Here the first parameter is an abstract declarator (consisting of **), and the second one is a non-abstract declarator, (consisting of *const x), however this information is only found out after parsing the declarator itself. The solution to this then lies in somehow merging the two rules to handle it as an abstract declarator optionally followed by a qualified or unqualified id, which is not really possible or worth doing in the grammar however might be possible in the parser source itself.

The story for <qualified-id> is similar, for example:

int (foo::bar) = 0;
// versus
int (foo::*bar) = nullptr;

In the first case, the declarator (foo::bar) comes under the qualified id rule (a nested name specifier followed by an identifer), whereas in the second case, the declarator (foo::*bar) comes under the pointer operator rule (a nested name specifier followed by *) followed by an identifier.

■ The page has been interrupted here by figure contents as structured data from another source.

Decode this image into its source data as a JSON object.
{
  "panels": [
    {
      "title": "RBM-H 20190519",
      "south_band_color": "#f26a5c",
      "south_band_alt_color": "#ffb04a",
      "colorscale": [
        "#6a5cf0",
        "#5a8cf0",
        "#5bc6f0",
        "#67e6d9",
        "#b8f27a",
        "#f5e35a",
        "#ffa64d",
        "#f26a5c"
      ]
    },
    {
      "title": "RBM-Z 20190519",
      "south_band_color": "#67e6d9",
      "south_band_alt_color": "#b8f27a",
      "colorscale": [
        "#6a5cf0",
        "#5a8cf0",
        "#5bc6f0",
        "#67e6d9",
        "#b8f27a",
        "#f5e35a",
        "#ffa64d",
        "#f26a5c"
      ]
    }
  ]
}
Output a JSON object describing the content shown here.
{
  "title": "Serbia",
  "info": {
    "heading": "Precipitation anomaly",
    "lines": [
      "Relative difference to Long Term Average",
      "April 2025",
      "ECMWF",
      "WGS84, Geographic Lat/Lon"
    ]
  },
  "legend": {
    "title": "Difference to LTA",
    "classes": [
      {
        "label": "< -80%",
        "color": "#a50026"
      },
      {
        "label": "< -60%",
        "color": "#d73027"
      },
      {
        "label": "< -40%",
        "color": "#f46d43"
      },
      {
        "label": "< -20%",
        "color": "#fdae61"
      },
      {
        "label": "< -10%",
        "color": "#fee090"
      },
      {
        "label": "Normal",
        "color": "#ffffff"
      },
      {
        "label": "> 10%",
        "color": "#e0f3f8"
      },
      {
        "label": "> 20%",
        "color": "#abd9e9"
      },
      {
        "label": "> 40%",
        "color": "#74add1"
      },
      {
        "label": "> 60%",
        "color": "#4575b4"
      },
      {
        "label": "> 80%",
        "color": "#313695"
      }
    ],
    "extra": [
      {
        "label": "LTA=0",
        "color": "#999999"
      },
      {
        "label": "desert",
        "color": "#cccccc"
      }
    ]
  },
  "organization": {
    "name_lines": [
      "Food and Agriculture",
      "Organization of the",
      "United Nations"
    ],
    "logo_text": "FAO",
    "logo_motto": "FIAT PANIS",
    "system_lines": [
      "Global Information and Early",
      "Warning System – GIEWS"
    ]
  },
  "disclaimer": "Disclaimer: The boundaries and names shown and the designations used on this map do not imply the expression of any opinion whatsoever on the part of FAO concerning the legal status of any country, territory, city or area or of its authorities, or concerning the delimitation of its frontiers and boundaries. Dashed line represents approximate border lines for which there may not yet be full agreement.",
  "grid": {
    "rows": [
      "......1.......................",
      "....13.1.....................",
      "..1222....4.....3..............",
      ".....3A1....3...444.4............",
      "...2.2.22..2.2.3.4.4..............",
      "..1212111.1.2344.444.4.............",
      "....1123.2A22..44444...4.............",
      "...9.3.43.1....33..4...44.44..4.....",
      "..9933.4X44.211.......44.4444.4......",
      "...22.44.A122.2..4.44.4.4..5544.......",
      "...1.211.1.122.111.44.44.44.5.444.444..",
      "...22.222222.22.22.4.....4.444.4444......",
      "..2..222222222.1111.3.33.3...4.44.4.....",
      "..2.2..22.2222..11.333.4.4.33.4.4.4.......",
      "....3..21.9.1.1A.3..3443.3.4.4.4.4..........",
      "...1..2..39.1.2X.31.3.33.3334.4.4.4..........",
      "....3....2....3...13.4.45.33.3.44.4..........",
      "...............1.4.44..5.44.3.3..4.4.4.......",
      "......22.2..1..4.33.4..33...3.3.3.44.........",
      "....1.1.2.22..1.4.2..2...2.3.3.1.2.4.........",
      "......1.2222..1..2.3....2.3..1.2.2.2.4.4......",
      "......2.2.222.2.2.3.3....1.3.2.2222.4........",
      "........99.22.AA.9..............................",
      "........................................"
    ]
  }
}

The problem here comes from the <ptr-operator> rule including an alternative <nested-name-specifier> * <cv-qualifier-seq>?, which clashes with the <nested-name-specifier> <unqualified-id> rule of <qualified-id>. To resolve this, it might be possible in both rules’ parsers to see if a * follows the nested name specifier or not, and use that information to decide what rule to apply.

Until this issue is resolved, I am spending time trying to figure out how to use full_type properly and seeing how the various definition types are used within JDI. I expect my output to start dropping somewhat now, as I head to college tomorrow and classes start the day after. Hopefully, by the end of this month, the parser issues are sorted out and I can work on Part II of my GSoC project.